Knucklehead Of the Year
As if Jose Canseco didn't look silly enough when a fly ball bounced off his head and over the fence for a home run in Cleveland on May 26, the Texas Ranger outfielder messed up his arm so badly in a relief-pitching stint three days later that he missed the last half of the season. Having worked on his curve and knuckleball, Canseco had been hounding new Texas manager Kevin Kennedy about letting him pitch, and then he nearly ruined both of their careers after the skipper caved in.
Losing Its Head
NCAA executive director Dick Schultz resigned in a huff over his alleged role in dozens of improper interest-free loans made by Virginia's booster club to athletes during his tenure (1981-87) as the Cavaliers' athletic director. During his abdication speech on May 11, Schultz, who swore he wasn't aware of the loans, said of his departure, "If you take that as an admission of guilt, you're dead wrong.

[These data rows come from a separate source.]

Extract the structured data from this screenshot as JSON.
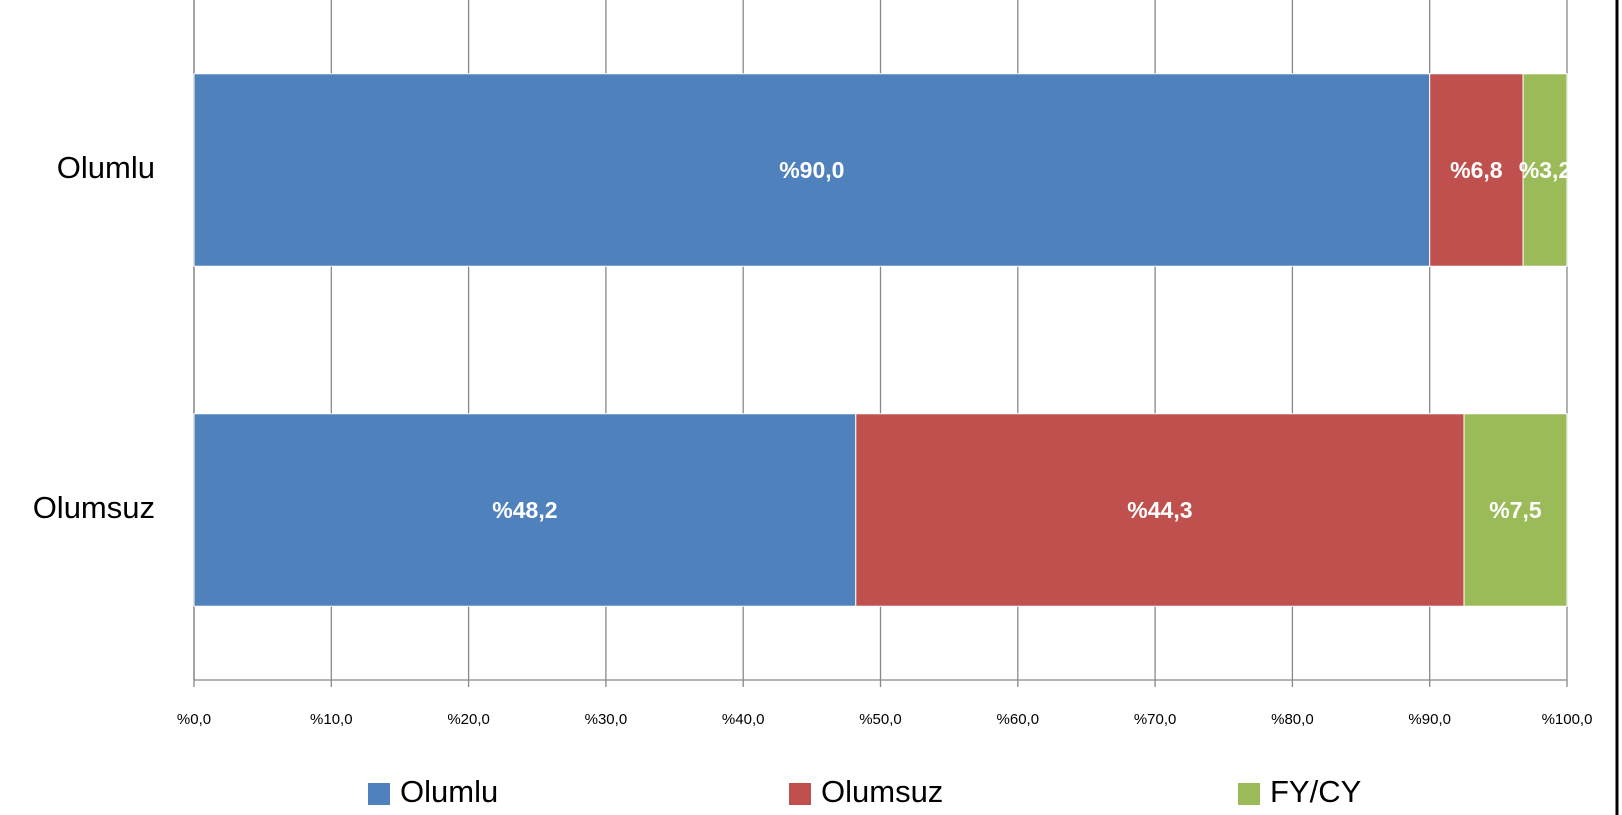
{
  "chart_data": {
    "type": "stacked_barh",
    "categories": [
      "Olumlu",
      "Olumsuz"
    ],
    "series": [
      {
        "name": "Olumlu",
        "color": "#4f81bd",
        "values": [
          90.0,
          48.2
        ],
        "value_labels": [
          "%90,0",
          "%48,2"
        ]
      },
      {
        "name": "Olumsuz",
        "color": "#c0504d",
        "values": [
          6.8,
          44.3
        ],
        "value_labels": [
          "%6,8",
          "%44,3"
        ]
      },
      {
        "name": "FY/CY",
        "color": "#9bbb59",
        "values": [
          3.2,
          7.5
        ],
        "value_labels": [
          "%3,2",
          "%7,5"
        ]
      }
    ],
    "xlim": [
      0,
      100
    ],
    "xticks": [
      {
        "value": 0,
        "label": "%0,0"
      },
      {
        "value": 10,
        "label": "%10,0"
      },
      {
        "value": 20,
        "label": "%20,0"
      },
      {
        "value": 30,
        "label": "%30,0"
      },
      {
        "value": 40,
        "label": "%40,0"
      },
      {
        "value": 50,
        "label": "%50,0"
      },
      {
        "value": 60,
        "label": "%60,0"
      },
      {
        "value": 70,
        "label": "%70,0"
      },
      {
        "value": 80,
        "label": "%80,0"
      },
      {
        "value": 90,
        "label": "%90,0"
      },
      {
        "value": 100,
        "label": "%100,0"
      }
    ],
    "grid": true,
    "legend": "bottom"
  }
}
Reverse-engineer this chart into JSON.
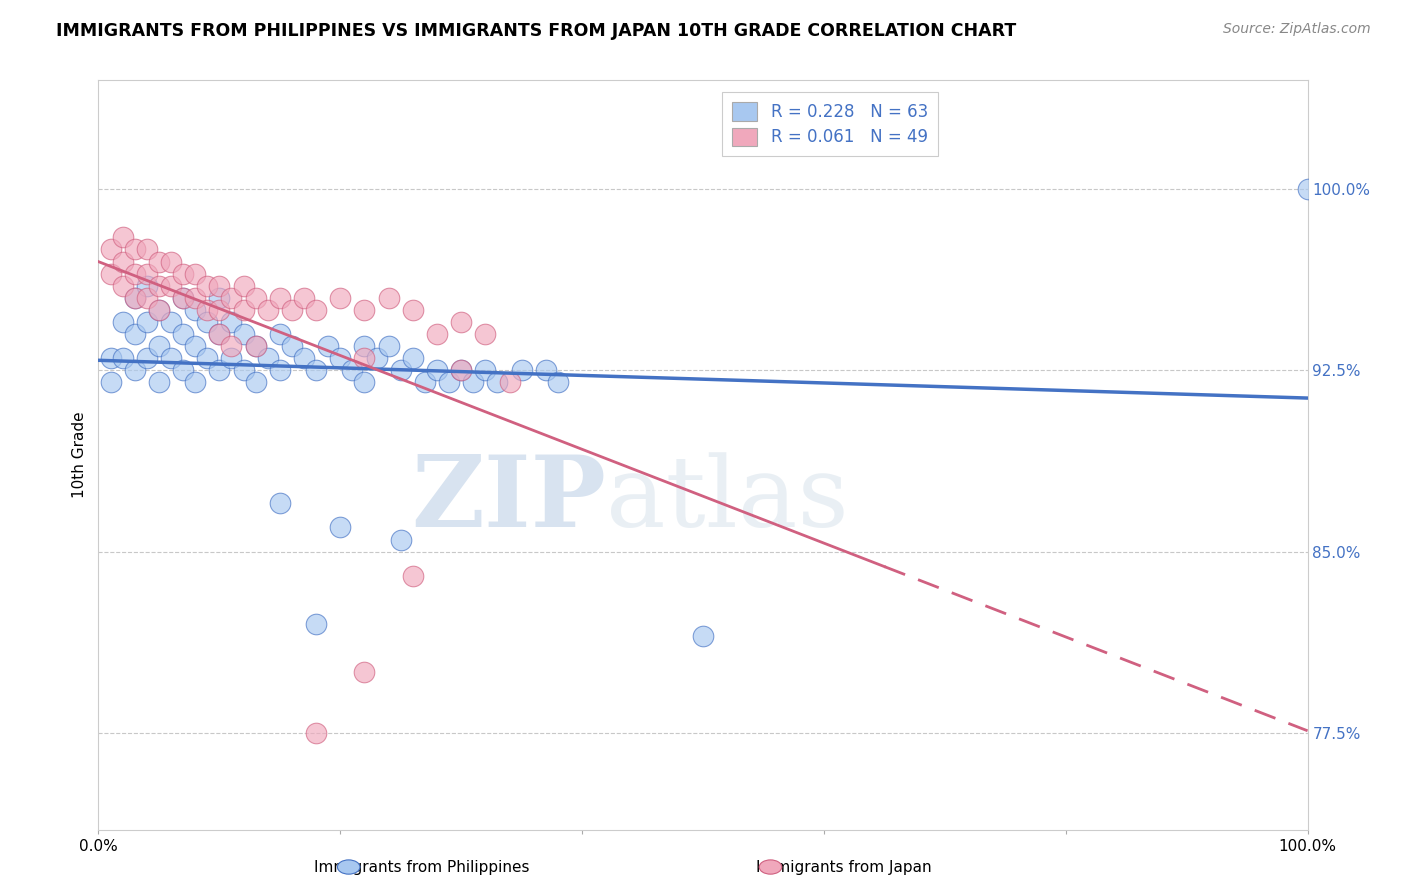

There have been a lot of cheap shots taken, and I just felt if this was the type of thing that was going to continue every time we had an infractions case, it could come back and create the perception that the NCAA is a screwed-up organization." As one NCAA official said, "He sounded just like Clemson or somebody."
Two Duffers Get the Shaft
In a scene that didn't make the remake of The Three Musketeers, three duffers started fencing on the 7th hole of the Sabal Palm Golf Course in Tamarac, Fla. According to police Hugo Torres was on the 6th hole when Howard Policy and John Tennyson played through without asking permission. Incensed by this breach of links etiquette, Torres struck Tennyson on the back with his club. Polley then swung his club at Torres, who parried the blow. The head of Torres's club snapped off, and he stabbed Polley in the neck with the broken shaft. Polley was airlifted to the Broward General Medical Center for immediate surgery. Torres was charged with aggravated assault. One hopes golf is the last sport he takes a stab at.